Copom understands that the economic situation continues to prescribe an extraordinarily high monetary stimulus, but acknowledges that due to prudential and financial stability issues, the remaining space for the use of monetary policy, if any, must be small. Consequently, any future adjustments to the current degree of stimulus would occur with additional gradualism and will depend on the perception of the fiscal path, as well as new information that changes Copom’s current assessment of forward-looking inflation.

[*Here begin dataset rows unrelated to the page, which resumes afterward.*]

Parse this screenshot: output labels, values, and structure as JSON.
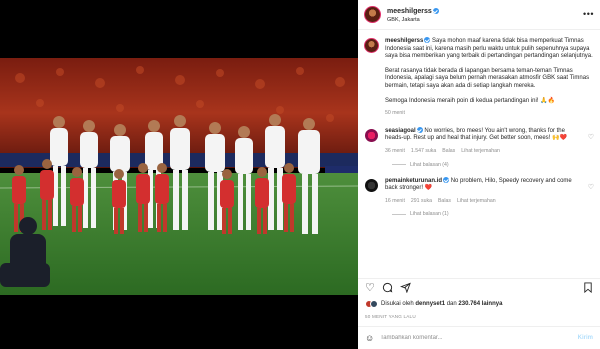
{
  "post": {
    "username": "meeshilgerss",
    "location": "GBK, Jakarta",
    "more_icon": "more-horizontal-icon"
  },
  "caption": {
    "username": "meeshilgerss",
    "p1": "Saya mohon maaf karena tidak bisa memperkuat Timnas Indonesia saat ini, karena masih perlu waktu untuk pulih sepenuhnya supaya saya bisa memberikan yang terbaik di pertandingan pertandingan selanjutnya.",
    "p2": "Berat rasanya tidak berada di lapangan bersama teman-teman Timnas Indonesia, apalagi saya belum pernah merasakan atmosfir GBK saat Timnas bermain, tetapi saya akan ada di setiap langkah mereka.",
    "p3": "Semoga Indonesia meraih poin di kedua pertandingan ini! 🙏🔥",
    "time": "50 menit"
  },
  "comments": [
    {
      "username": "seasiagoal",
      "text": "No worries, bro mees! You ain't wrong, thanks for the heads-up. Rest up and heal that injury. Get better soon, mees! 🙌❤️",
      "time": "36 menit",
      "likes": "1.547 suka",
      "reply": "Balas",
      "translate": "Lihat terjemahan",
      "view_replies": "Lihat balasan (4)"
    },
    {
      "username": "pemainketurunan.id",
      "text": "No problem, Hilo, Speedy recovery and come back stronger! ❤️",
      "time": "16 menit",
      "likes": "291 suka",
      "reply": "Balas",
      "translate": "Lihat terjemahan",
      "view_replies": "Lihat balasan (1)"
    }
  ],
  "actions": {
    "like_icon": "heart-icon",
    "comment_icon": "comment-icon",
    "share_icon": "send-icon",
    "save_icon": "bookmark-icon"
  },
  "likes": {
    "prefix": "Disukai oleh",
    "user": "dennyset1",
    "middle": "dan",
    "count": "230.764 lainnya"
  },
  "timestamp": "50 MENIT YANG LALU",
  "add_comment": {
    "placeholder": "Tambahkan komentar...",
    "post_label": "Kirim"
  },
  "colors": {
    "verified": "#3897f0",
    "jersey": "#ffffff",
    "kids_jersey": "#d32f2f",
    "pitch": "#3a7d2e"
  }
}
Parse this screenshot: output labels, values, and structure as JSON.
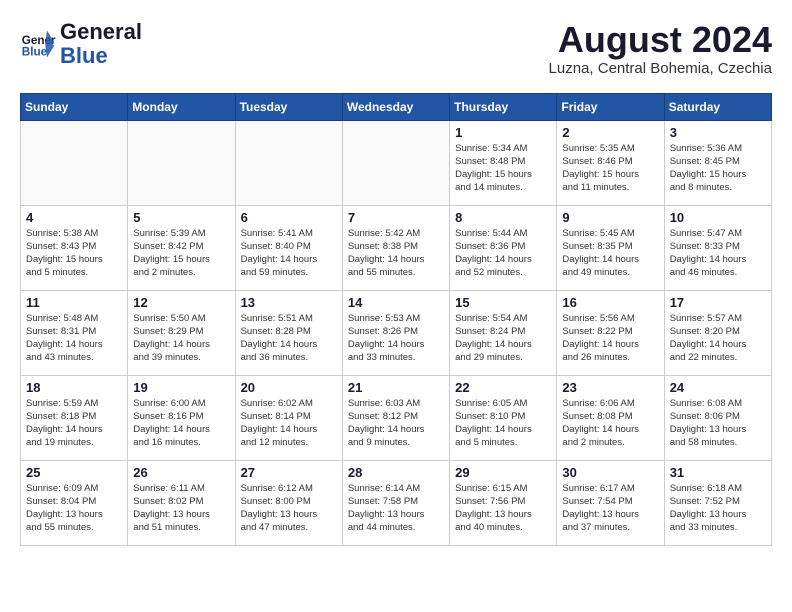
{
  "header": {
    "logo_general": "General",
    "logo_blue": "Blue",
    "month_year": "August 2024",
    "location": "Luzna, Central Bohemia, Czechia"
  },
  "weekdays": [
    "Sunday",
    "Monday",
    "Tuesday",
    "Wednesday",
    "Thursday",
    "Friday",
    "Saturday"
  ],
  "weeks": [
    [
      {
        "day": "",
        "info": ""
      },
      {
        "day": "",
        "info": ""
      },
      {
        "day": "",
        "info": ""
      },
      {
        "day": "",
        "info": ""
      },
      {
        "day": "1",
        "info": "Sunrise: 5:34 AM\nSunset: 8:48 PM\nDaylight: 15 hours\nand 14 minutes."
      },
      {
        "day": "2",
        "info": "Sunrise: 5:35 AM\nSunset: 8:46 PM\nDaylight: 15 hours\nand 11 minutes."
      },
      {
        "day": "3",
        "info": "Sunrise: 5:36 AM\nSunset: 8:45 PM\nDaylight: 15 hours\nand 8 minutes."
      }
    ],
    [
      {
        "day": "4",
        "info": "Sunrise: 5:38 AM\nSunset: 8:43 PM\nDaylight: 15 hours\nand 5 minutes."
      },
      {
        "day": "5",
        "info": "Sunrise: 5:39 AM\nSunset: 8:42 PM\nDaylight: 15 hours\nand 2 minutes."
      },
      {
        "day": "6",
        "info": "Sunrise: 5:41 AM\nSunset: 8:40 PM\nDaylight: 14 hours\nand 59 minutes."
      },
      {
        "day": "7",
        "info": "Sunrise: 5:42 AM\nSunset: 8:38 PM\nDaylight: 14 hours\nand 55 minutes."
      },
      {
        "day": "8",
        "info": "Sunrise: 5:44 AM\nSunset: 8:36 PM\nDaylight: 14 hours\nand 52 minutes."
      },
      {
        "day": "9",
        "info": "Sunrise: 5:45 AM\nSunset: 8:35 PM\nDaylight: 14 hours\nand 49 minutes."
      },
      {
        "day": "10",
        "info": "Sunrise: 5:47 AM\nSunset: 8:33 PM\nDaylight: 14 hours\nand 46 minutes."
      }
    ],
    [
      {
        "day": "11",
        "info": "Sunrise: 5:48 AM\nSunset: 8:31 PM\nDaylight: 14 hours\nand 43 minutes."
      },
      {
        "day": "12",
        "info": "Sunrise: 5:50 AM\nSunset: 8:29 PM\nDaylight: 14 hours\nand 39 minutes."
      },
      {
        "day": "13",
        "info": "Sunrise: 5:51 AM\nSunset: 8:28 PM\nDaylight: 14 hours\nand 36 minutes."
      },
      {
        "day": "14",
        "info": "Sunrise: 5:53 AM\nSunset: 8:26 PM\nDaylight: 14 hours\nand 33 minutes."
      },
      {
        "day": "15",
        "info": "Sunrise: 5:54 AM\nSunset: 8:24 PM\nDaylight: 14 hours\nand 29 minutes."
      },
      {
        "day": "16",
        "info": "Sunrise: 5:56 AM\nSunset: 8:22 PM\nDaylight: 14 hours\nand 26 minutes."
      },
      {
        "day": "17",
        "info": "Sunrise: 5:57 AM\nSunset: 8:20 PM\nDaylight: 14 hours\nand 22 minutes."
      }
    ],
    [
      {
        "day": "18",
        "info": "Sunrise: 5:59 AM\nSunset: 8:18 PM\nDaylight: 14 hours\nand 19 minutes."
      },
      {
        "day": "19",
        "info": "Sunrise: 6:00 AM\nSunset: 8:16 PM\nDaylight: 14 hours\nand 16 minutes."
      },
      {
        "day": "20",
        "info": "Sunrise: 6:02 AM\nSunset: 8:14 PM\nDaylight: 14 hours\nand 12 minutes."
      },
      {
        "day": "21",
        "info": "Sunrise: 6:03 AM\nSunset: 8:12 PM\nDaylight: 14 hours\nand 9 minutes."
      },
      {
        "day": "22",
        "info": "Sunrise: 6:05 AM\nSunset: 8:10 PM\nDaylight: 14 hours\nand 5 minutes."
      },
      {
        "day": "23",
        "info": "Sunrise: 6:06 AM\nSunset: 8:08 PM\nDaylight: 14 hours\nand 2 minutes."
      },
      {
        "day": "24",
        "info": "Sunrise: 6:08 AM\nSunset: 8:06 PM\nDaylight: 13 hours\nand 58 minutes."
      }
    ],
    [
      {
        "day": "25",
        "info": "Sunrise: 6:09 AM\nSunset: 8:04 PM\nDaylight: 13 hours\nand 55 minutes."
      },
      {
        "day": "26",
        "info": "Sunrise: 6:11 AM\nSunset: 8:02 PM\nDaylight: 13 hours\nand 51 minutes."
      },
      {
        "day": "27",
        "info": "Sunrise: 6:12 AM\nSunset: 8:00 PM\nDaylight: 13 hours\nand 47 minutes."
      },
      {
        "day": "28",
        "info": "Sunrise: 6:14 AM\nSunset: 7:58 PM\nDaylight: 13 hours\nand 44 minutes."
      },
      {
        "day": "29",
        "info": "Sunrise: 6:15 AM\nSunset: 7:56 PM\nDaylight: 13 hours\nand 40 minutes."
      },
      {
        "day": "30",
        "info": "Sunrise: 6:17 AM\nSunset: 7:54 PM\nDaylight: 13 hours\nand 37 minutes."
      },
      {
        "day": "31",
        "info": "Sunrise: 6:18 AM\nSunset: 7:52 PM\nDaylight: 13 hours\nand 33 minutes."
      }
    ]
  ]
}
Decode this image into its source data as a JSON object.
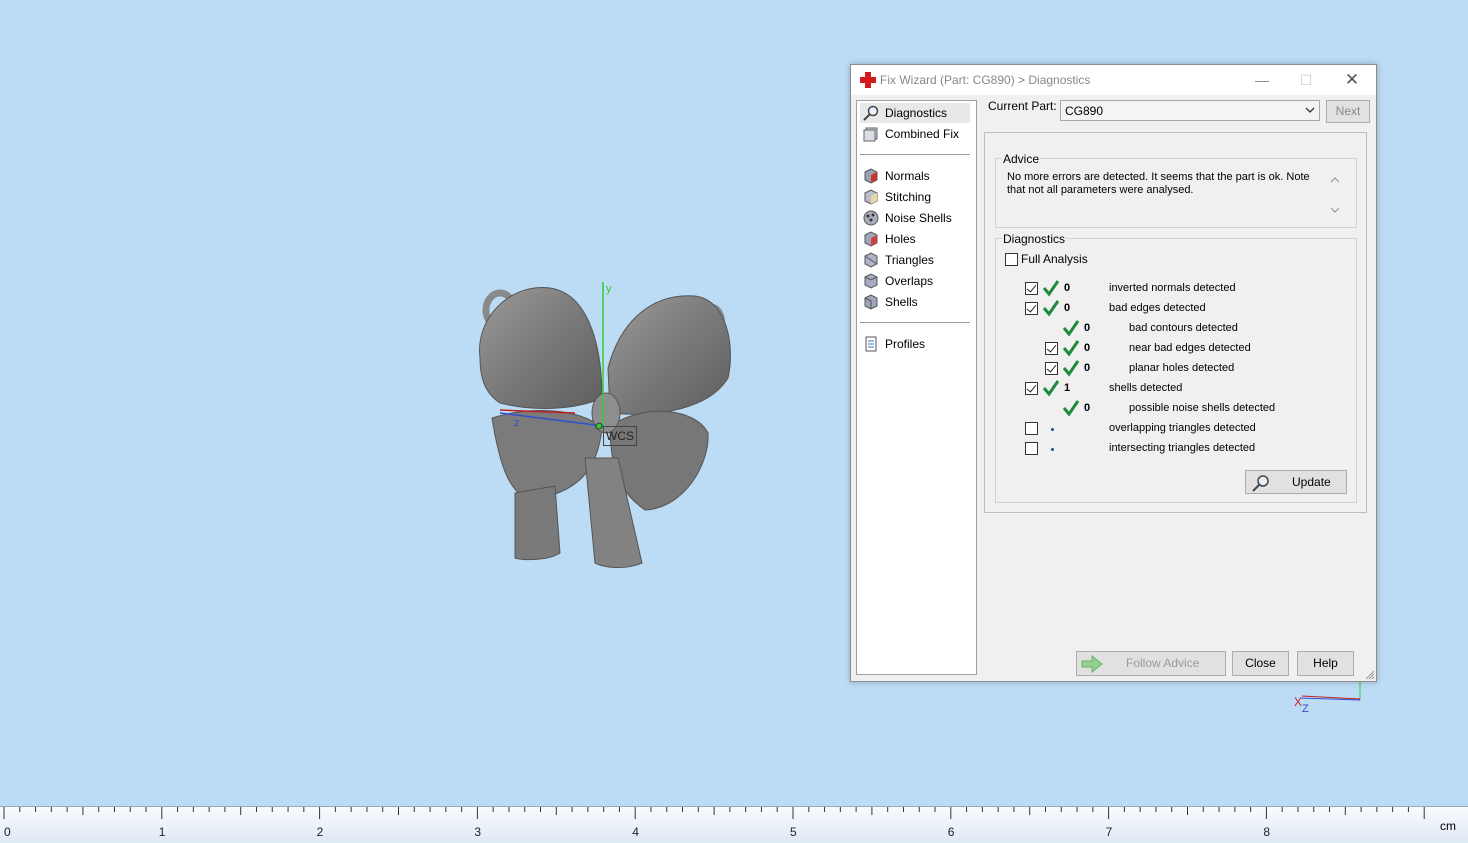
{
  "viewport": {
    "wcs_label": "WCS",
    "axis_y_label": "y",
    "axis_z_label": "z",
    "mini_axis_x_label": "X",
    "mini_axis_z_label": "Z"
  },
  "ruler": {
    "unit": "cm",
    "labels": [
      "0",
      "1",
      "2",
      "3",
      "4",
      "5",
      "6",
      "7",
      "8"
    ]
  },
  "dialog": {
    "title": "Fix Wizard (Part: CG890) > Diagnostics",
    "nav": {
      "top": [
        {
          "label": "Diagnostics",
          "icon": "magnifier-icon",
          "selected": true
        },
        {
          "label": "Combined Fix",
          "icon": "combined-fix-icon",
          "selected": false
        }
      ],
      "middle": [
        {
          "label": "Normals",
          "icon": "normals-icon"
        },
        {
          "label": "Stitching",
          "icon": "stitching-icon"
        },
        {
          "label": "Noise Shells",
          "icon": "noise-shells-icon"
        },
        {
          "label": "Holes",
          "icon": "holes-icon"
        },
        {
          "label": "Triangles",
          "icon": "triangles-icon"
        },
        {
          "label": "Overlaps",
          "icon": "overlaps-icon"
        },
        {
          "label": "Shells",
          "icon": "shells-icon"
        }
      ],
      "bottom": [
        {
          "label": "Profiles",
          "icon": "profiles-icon"
        }
      ]
    },
    "current_part_label": "Current Part:",
    "current_part_value": "CG890",
    "next_label": "Next",
    "advice_title": "Advice",
    "advice_text": "No more errors are detected. It seems that the part is ok. Note that not all parameters were analysed.",
    "diagnostics_title": "Diagnostics",
    "full_analysis_label": "Full Analysis",
    "full_analysis_checked": false,
    "rows": [
      {
        "label": "inverted normals detected",
        "count": "0",
        "checkbox": true,
        "checked": true,
        "indent": 0,
        "status": "ok"
      },
      {
        "label": "bad edges detected",
        "count": "0",
        "checkbox": true,
        "checked": true,
        "indent": 0,
        "status": "ok"
      },
      {
        "label": "bad contours detected",
        "count": "0",
        "checkbox": false,
        "checked": false,
        "indent": 1,
        "status": "ok"
      },
      {
        "label": "near bad edges detected",
        "count": "0",
        "checkbox": true,
        "checked": true,
        "indent": 1,
        "status": "ok"
      },
      {
        "label": "planar holes detected",
        "count": "0",
        "checkbox": true,
        "checked": true,
        "indent": 1,
        "status": "ok"
      },
      {
        "label": "shells detected",
        "count": "1",
        "checkbox": true,
        "checked": true,
        "indent": 0,
        "status": "ok"
      },
      {
        "label": "possible noise shells detected",
        "count": "0",
        "checkbox": false,
        "checked": false,
        "indent": 1,
        "status": "ok"
      },
      {
        "label": "overlapping triangles detected",
        "count": "",
        "checkbox": true,
        "checked": false,
        "indent": 0,
        "status": "pending"
      },
      {
        "label": "intersecting triangles detected",
        "count": "",
        "checkbox": true,
        "checked": false,
        "indent": 0,
        "status": "pending"
      }
    ],
    "update_label": "Update",
    "follow_advice_label": "Follow Advice",
    "close_label": "Close",
    "help_label": "Help"
  },
  "colors": {
    "background": "#bcdcf5",
    "check_green": "#1e8a3c",
    "title_icon_red": "#d21a1a",
    "axis_y": "#33cc33",
    "axis_z_blue": "#3050d0",
    "axis_x_red": "#c02020"
  }
}
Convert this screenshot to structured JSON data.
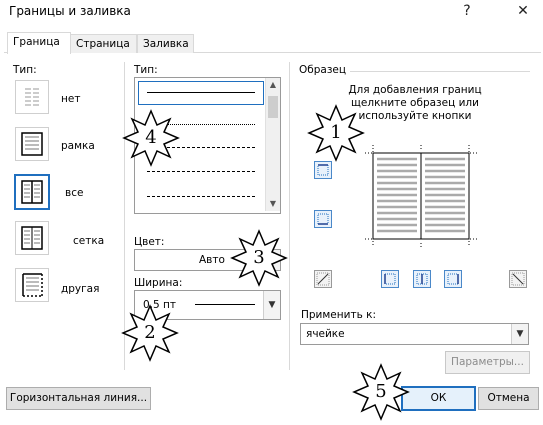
{
  "window": {
    "title": "Границы и заливка",
    "help": "?",
    "close": "✕"
  },
  "tabs": [
    {
      "label": "Граница"
    },
    {
      "label": "Страница"
    },
    {
      "label": "Заливка"
    }
  ],
  "type_section": {
    "label": "Тип:",
    "items": [
      {
        "label": "нет"
      },
      {
        "label": "рамка"
      },
      {
        "label": "все"
      },
      {
        "label": "сетка"
      },
      {
        "label": "другая"
      }
    ]
  },
  "style_section": {
    "label": "Тип:"
  },
  "color": {
    "label": "Цвет:",
    "value": "Авто"
  },
  "width": {
    "label": "Ширина:",
    "value": "0,5 пт"
  },
  "preview": {
    "label": "Образец",
    "hint_line1": "Для добавления границ",
    "hint_line2": "щелкните образец или",
    "hint_line3": "используйте кнопки"
  },
  "apply_to": {
    "label": "Применить к:",
    "value": "ячейке"
  },
  "buttons": {
    "parameters": "Параметры...",
    "horizontal_line": "Горизонтальная линия...",
    "ok": "ОК",
    "cancel": "Отмена"
  },
  "annotations": [
    "1",
    "2",
    "3",
    "4",
    "5"
  ]
}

In order to provide the monetary stimulus that is considered adequate to meet the inflation target, maintaining the necessary caution for prudential reasons, Copom considers it appropriate to use a “future prescription” (that is, a “future orientation”) as a political instrument. additional monetary. In this sense, and despite an asymmetry in its balance of risks, the Copom does not intend to reduce the degree of monetary stimulus, unless inflation expectations, as well as the inflation projections of its basic scenario, are close enough to the inflation target for the relevant monetary policy horizon, which currently includes calendar year 2021 and, to a lesser extent, year 2022. This intention is conditional on maintaining the current fiscal regime and anchoring long-term inflation expectations.
The following members of the Committee voted in favor of this decision: Roberto Oliveira Campos Neto (chair), Bruno Serra Fernandes, Carolina de Assis Barros, Fabio Kanczuk, Fernanda Feitosa Nechio, João Manoel Pinho de Mello, Maurício Costa de Moura, Otávio Ribeiro Damaso and Paulo Sérgio Neves de Souza.
* Amount obtained by the usual rounding procedure of the average R $ / US $ exchange rate observed in the five business days ending on the last day of the week prior to the Copom meeting.